As her death confronted us, we could not remain in our binary mindsets.

To only be hopeful would be shallow, unhealthy, and immature. This may be a sign of a superficial or make-believe faith. But to only be grieving would be unfaithful to the truth. We would be forgetting the hope of eternal life in Christ.

We had to grieve well, even as our hearts were filled with hope.

We grieved her cancer. We grieved her death. We grieved death itself. We grieved the sin that caused all death. But we also hoped in the eternal life she received freely by her faith in Christ Jesus.

Jesus, Hope, and Grief

Jesus himself grieved when he faced the death of his friends. He wept with Mary and Martha as they mourned the death of Lazarus.

He wept with them despite knowing he was going to raise Lazarus from the dead. When Mary wept, Jesus could have said, “Mary, I’m going to raise Lazarus from the dead. Don’t cry. It’s okay!” How often and how easily we say such things.

True gospel endurance is birthed only at the intersection of hope and grief.

Though he knew it was going to be okay, Jesus did not ask Mary to stop crying. He let Mary weep and he wept with her. He mourned with her and after he grieved with them, he raised Lazarus from the dead.

The gospel is wholesome. It is not binary. Jesus grieved with Mary and then he introduced her to the powerful hope of resurrection.

The good news of Christ’s resurrection equips us to overcome our binary limitations and gives us a hope that can look grief straight in the eyes and endure it.

The gospel does not call us to suppress grief in order to experience hope. It invites us to express our grief without losing sight of our hope.

Looking to Jesus

So, how is endurance developed in us?

True gospel endurance is birthed only at the intersection of hope and grief.

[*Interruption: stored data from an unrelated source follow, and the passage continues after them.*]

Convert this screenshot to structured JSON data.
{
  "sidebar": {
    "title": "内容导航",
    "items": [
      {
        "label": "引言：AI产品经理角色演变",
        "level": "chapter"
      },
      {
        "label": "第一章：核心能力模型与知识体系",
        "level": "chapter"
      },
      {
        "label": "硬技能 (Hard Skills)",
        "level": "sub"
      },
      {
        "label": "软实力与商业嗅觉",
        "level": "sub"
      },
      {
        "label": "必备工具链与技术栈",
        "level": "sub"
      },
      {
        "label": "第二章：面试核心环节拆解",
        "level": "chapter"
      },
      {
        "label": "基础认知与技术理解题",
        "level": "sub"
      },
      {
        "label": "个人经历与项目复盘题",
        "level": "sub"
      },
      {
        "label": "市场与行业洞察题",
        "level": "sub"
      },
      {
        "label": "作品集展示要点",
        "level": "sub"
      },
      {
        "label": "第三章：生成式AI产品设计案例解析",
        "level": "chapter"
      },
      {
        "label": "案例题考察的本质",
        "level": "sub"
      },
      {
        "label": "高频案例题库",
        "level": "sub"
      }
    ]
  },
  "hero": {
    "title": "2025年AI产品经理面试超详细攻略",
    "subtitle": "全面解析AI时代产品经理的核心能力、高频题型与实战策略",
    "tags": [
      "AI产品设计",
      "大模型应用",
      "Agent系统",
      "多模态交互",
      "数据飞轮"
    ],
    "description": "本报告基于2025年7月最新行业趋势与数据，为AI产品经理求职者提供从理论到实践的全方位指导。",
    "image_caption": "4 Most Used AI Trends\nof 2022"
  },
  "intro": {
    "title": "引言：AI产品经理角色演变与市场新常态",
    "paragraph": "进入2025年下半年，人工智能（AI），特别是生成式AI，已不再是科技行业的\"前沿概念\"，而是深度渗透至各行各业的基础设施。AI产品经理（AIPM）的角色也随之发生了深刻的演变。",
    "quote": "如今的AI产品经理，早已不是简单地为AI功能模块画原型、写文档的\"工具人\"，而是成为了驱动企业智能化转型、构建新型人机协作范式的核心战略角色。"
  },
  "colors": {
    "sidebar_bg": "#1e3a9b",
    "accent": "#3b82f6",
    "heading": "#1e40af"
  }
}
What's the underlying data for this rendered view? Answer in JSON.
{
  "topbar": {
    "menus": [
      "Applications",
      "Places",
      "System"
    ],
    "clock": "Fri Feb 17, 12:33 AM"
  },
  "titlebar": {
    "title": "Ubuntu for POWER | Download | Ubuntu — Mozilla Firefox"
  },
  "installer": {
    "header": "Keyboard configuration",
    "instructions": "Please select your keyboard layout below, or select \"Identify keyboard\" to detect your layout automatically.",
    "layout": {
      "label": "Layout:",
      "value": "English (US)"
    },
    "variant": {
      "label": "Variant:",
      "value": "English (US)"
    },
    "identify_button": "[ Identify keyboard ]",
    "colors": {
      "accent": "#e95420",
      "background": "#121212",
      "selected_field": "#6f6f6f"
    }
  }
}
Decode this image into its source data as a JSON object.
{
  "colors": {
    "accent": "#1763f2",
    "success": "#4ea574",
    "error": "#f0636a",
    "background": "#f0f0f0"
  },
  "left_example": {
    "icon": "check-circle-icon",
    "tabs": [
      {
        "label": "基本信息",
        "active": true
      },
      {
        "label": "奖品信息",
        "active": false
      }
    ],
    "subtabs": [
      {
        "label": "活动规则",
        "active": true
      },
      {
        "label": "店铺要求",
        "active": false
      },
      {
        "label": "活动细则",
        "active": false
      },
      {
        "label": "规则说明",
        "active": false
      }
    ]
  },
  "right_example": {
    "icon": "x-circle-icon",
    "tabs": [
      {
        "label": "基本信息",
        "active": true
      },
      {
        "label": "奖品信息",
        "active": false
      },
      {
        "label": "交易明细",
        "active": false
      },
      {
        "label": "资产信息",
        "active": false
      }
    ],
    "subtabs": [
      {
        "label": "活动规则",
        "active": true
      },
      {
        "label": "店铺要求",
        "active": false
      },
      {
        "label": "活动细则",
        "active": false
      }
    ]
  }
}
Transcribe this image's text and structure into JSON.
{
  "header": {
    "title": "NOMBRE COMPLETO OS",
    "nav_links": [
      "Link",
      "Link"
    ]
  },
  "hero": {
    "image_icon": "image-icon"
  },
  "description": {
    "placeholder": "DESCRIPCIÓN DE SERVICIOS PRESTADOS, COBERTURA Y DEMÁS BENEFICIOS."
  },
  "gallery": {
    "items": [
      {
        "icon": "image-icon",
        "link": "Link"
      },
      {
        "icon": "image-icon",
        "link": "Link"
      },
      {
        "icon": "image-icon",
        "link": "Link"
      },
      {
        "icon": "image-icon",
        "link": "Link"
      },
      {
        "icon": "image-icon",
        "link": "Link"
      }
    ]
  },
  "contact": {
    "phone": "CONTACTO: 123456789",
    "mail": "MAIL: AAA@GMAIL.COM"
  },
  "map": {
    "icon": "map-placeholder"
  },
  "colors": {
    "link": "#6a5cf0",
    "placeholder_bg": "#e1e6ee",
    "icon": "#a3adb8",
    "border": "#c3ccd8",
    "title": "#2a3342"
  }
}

If we only feel grief, we are not enjoying our hope. We lack endurance. But if we only experience hope and feel no grief at all, we are most likely faking it. There is no endurance here too.

True gospel endurance is birthed in us only as we become familiar with both hope and grief, and the wholesome power of the gospel begins to make us whole.

As the writer of Hebrews so beautifully puts it, “Therefore, since we are surrounded by so great a cloud of witnesses, let us also lay aside every weight, and sin which clings so closely, and let us run with endurance the race that is set before us, looking to Jesus, the founder and perfecter of our faith, who for the joy that was set before him endured the cross, despising the shame, and is seated at the right hand of the throne of God” (Heb. 12:1-3).